Decision 2 — Full CLI audit, fix reachable, document the rest (Q2→C)

  • Decision: Enumerate every untrusted-string→FS-path sink in src/specify_cli; route confirmed-reachable sinks through the canonical seam; record a disposition for every sink (fixed / not-reachable-documented).
  • Rationale: Point fixes leave siblings open (already proven: store.py + three write sinks were missed by the original PR). A full audit with a recorded disposition (SC-003) is the only way to claim the class is closed without over-fixing unreachable code.
  • Methodology: grep for FS sinks (open, read_text/read_bytes, write_text/write_bytes, mkdir, shutil.copy/move/rmtree, unlink, Path(...) / joins) whose path is built from a slug/id sourced from event content, meta.json, frontmatter, config, or CLI args. Classify source as trusted (feature_dir.name, resolved-identity slug) vs untrusted. For untrusted sinks: route through assert_safe_path_segment/safe_mission_slug (segment) and/or ensure_within_any (containment). The audit record lists each sink with source, sink, reachability, and disposition.
  • Alternatives considered: status+merge only (too narrow — leaves the class half-open); fix everything blindly (over-fix, churn on unreachable code). Option C balances both.

Decision 3 — Fail-closed semantics per sink type (C-004)

  • Decision: Read sinks fail closed by skipping (return None); write sinks fail closed by falling back to the trusted feature_dir.name; both log exactly one WARNING; neither raises on the hot path.
  • Rationale: Matches the landed #2036 behaviour (reducer seam already downgrades a hostile slug to "" → write sinks use their existing or feature_dir.name fallback).
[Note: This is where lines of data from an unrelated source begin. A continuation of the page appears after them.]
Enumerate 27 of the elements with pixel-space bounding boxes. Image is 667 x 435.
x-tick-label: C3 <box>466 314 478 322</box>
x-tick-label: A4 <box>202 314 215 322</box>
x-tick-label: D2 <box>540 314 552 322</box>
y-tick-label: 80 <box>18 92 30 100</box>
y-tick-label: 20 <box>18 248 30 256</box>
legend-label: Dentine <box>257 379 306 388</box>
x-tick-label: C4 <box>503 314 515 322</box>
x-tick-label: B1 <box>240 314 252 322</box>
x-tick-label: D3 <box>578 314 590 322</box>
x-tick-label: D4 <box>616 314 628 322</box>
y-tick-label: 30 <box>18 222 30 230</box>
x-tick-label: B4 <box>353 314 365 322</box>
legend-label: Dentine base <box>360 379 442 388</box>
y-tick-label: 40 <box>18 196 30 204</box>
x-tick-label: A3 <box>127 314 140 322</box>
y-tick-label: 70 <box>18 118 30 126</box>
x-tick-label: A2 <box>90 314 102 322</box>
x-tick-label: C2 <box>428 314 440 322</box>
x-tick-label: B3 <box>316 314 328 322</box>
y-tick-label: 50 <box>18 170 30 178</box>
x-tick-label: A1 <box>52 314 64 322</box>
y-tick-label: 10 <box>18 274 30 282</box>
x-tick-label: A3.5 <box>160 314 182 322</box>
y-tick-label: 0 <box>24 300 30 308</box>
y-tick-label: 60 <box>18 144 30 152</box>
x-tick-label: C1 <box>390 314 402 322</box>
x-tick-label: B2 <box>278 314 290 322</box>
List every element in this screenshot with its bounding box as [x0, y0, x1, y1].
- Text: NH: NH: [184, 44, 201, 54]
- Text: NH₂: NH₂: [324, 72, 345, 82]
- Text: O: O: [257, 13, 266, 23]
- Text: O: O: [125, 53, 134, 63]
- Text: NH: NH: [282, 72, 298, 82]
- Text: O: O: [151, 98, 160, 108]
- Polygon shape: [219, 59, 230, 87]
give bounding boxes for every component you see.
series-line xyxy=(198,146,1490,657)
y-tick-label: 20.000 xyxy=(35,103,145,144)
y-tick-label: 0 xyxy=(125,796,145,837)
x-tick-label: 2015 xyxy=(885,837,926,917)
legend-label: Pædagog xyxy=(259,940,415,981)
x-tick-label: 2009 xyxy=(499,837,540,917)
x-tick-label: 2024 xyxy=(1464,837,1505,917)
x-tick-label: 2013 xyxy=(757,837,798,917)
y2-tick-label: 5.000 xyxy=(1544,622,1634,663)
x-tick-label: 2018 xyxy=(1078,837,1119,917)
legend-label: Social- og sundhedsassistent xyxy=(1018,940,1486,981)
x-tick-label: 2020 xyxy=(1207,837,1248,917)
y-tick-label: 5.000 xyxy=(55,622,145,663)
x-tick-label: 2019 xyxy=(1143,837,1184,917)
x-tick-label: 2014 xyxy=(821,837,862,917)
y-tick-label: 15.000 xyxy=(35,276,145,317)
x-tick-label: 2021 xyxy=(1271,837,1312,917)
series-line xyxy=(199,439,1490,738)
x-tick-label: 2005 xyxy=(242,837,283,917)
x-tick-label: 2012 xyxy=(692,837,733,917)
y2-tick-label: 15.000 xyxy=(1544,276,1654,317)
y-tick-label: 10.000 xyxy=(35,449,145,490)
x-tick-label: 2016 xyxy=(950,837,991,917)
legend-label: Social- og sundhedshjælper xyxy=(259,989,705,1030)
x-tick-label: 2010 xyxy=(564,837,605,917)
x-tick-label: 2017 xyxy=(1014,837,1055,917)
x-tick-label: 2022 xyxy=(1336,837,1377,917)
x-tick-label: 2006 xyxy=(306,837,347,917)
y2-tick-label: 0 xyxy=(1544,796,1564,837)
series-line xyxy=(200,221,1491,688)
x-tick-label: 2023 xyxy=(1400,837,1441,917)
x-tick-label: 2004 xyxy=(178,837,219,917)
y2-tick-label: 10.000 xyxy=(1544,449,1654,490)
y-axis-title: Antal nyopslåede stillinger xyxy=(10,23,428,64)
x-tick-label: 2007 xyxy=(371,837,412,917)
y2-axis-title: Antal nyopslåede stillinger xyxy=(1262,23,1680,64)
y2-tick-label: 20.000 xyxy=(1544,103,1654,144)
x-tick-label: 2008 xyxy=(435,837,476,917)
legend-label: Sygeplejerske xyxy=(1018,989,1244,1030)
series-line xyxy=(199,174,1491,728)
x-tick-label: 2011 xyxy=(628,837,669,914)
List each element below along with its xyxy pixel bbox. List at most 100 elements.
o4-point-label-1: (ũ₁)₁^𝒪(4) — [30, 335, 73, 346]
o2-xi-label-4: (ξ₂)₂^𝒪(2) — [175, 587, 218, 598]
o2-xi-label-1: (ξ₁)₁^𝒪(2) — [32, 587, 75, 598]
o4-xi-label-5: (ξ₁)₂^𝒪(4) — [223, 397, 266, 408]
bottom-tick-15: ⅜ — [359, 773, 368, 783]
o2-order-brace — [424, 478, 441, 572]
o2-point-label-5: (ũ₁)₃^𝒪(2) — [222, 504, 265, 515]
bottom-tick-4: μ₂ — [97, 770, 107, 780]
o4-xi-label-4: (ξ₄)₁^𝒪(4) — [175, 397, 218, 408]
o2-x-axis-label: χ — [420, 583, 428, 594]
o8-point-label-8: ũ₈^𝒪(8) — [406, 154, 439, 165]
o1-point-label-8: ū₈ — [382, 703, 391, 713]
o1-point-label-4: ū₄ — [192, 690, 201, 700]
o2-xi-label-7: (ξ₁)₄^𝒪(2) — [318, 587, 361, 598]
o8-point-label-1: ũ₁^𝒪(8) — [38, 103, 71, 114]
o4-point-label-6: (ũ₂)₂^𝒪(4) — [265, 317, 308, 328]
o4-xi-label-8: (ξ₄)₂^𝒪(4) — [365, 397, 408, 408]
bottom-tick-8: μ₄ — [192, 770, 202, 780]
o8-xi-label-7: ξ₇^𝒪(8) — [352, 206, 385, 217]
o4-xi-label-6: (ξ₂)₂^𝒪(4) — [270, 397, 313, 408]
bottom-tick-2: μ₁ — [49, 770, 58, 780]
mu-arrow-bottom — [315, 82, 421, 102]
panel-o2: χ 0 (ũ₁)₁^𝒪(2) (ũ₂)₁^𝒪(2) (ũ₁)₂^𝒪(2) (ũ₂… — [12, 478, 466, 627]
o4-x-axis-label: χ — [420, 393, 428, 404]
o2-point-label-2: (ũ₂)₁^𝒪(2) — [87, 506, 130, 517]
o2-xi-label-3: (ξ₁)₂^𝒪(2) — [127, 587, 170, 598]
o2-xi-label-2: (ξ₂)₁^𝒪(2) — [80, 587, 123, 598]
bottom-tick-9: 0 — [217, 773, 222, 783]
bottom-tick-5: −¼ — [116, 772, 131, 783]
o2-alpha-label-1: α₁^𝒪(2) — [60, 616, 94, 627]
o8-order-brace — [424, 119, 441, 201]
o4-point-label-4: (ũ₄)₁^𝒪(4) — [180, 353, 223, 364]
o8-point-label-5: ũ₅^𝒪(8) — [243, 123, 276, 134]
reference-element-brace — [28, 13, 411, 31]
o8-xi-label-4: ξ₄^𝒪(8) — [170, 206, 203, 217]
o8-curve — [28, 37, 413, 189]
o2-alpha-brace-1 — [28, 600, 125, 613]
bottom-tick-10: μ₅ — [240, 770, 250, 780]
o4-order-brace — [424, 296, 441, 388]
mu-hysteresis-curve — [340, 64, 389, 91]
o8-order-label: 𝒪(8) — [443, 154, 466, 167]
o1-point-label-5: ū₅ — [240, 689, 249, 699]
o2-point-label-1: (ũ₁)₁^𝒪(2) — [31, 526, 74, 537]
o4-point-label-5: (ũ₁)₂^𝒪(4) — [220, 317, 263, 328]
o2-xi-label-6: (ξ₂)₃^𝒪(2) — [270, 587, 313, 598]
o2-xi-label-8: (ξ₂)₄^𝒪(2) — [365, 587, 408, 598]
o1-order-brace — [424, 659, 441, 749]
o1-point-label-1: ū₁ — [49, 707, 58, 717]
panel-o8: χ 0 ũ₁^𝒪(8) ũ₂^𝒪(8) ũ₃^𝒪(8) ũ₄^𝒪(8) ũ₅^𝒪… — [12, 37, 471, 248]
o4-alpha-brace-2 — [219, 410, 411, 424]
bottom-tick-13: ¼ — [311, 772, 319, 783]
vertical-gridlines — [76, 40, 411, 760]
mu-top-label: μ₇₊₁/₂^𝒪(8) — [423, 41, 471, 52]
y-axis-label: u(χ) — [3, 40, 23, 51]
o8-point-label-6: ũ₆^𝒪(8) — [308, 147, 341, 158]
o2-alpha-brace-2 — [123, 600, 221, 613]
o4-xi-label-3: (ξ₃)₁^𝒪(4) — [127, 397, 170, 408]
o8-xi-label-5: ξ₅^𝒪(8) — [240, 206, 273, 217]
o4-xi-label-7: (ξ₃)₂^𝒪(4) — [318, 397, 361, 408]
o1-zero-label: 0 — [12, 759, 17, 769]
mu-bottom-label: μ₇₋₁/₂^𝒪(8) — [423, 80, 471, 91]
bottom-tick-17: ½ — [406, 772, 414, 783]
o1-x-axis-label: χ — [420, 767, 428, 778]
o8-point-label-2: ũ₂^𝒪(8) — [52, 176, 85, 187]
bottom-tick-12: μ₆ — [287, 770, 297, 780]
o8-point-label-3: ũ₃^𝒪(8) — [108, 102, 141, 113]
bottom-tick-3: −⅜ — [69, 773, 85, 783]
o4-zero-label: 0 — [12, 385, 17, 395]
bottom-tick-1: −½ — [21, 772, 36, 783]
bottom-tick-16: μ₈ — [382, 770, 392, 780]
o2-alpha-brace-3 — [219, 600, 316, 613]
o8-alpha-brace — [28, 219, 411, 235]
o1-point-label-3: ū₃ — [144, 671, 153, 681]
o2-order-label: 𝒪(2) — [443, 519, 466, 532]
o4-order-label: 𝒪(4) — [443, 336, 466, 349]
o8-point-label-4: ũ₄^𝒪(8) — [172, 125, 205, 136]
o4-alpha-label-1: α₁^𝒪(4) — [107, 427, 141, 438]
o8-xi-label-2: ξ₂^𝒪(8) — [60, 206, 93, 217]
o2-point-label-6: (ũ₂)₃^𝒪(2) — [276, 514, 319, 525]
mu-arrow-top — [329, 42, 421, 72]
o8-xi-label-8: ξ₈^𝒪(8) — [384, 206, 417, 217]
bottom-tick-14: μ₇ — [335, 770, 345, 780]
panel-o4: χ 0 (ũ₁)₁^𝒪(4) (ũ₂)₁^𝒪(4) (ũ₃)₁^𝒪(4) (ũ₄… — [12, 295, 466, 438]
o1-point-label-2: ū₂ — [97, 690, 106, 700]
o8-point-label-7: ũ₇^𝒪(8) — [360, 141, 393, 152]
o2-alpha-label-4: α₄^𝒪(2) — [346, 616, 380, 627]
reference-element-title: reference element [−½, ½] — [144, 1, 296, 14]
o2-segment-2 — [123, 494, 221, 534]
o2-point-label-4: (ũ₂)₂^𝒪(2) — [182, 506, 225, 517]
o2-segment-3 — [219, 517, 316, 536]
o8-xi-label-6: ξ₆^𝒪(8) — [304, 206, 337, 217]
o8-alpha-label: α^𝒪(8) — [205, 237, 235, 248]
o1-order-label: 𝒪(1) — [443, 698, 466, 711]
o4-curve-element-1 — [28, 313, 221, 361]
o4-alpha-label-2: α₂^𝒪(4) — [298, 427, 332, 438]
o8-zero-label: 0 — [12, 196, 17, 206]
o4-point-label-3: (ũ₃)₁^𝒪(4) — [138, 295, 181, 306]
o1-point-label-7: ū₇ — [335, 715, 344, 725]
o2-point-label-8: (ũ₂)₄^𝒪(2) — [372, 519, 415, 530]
Consistency across surfaces; no crash, no silent widening (NFR-004).

Decision 4 — loopback_http.py: document, do not force HTTPS (FR-006, C-001)

  • Decision: Add an in-code rationale comment explaining the 127.0.0.1-only binding, retain the binding regression tests, and record the two Sonar hotspots for UI review. No behavioural change.
  • Rationale: Repo policy (and charter "Loopback/local-only HTTP special case") explicitly forbids forcing HTTPS on loopback control-plane URLs. The correct action is rationale + regression lock + hotspot review, not a code change.

Decision 5 — Regression guard scope (FR-005)

  • Decision: A tests/architectural/ test anchored on the IC-02 audited-surface inventory that fails if an untrusted segment is joined to a path without passing the canonical seam on those surfaces.
  • Rationale: Prevents class regression. Anchoring on the known untrusted sources/sinks (not every Path /) keeps false positives low.

Baseline recognition (FR-007)

PR #2036 is the landed first increment and must not regress: merge bookkeeping capture-time validation, wrapper 0755→0700, store.py segment guard, safe_mission_slug, reducer-seam chokepoint. All forward work builds on it.

Known pre-existing note (Pre-existing Failure Reporting)

tests/status/test_store.py has a config-suppressed mypy os attr-defined finding from a #946-era monkeypatch.setattr(status_store.os, ...) idiom. It is invisible to the standard gate (follow_imports=skip) and is out of scope; left as-is to avoid changing an unrelated atomic-write test's patch semantics.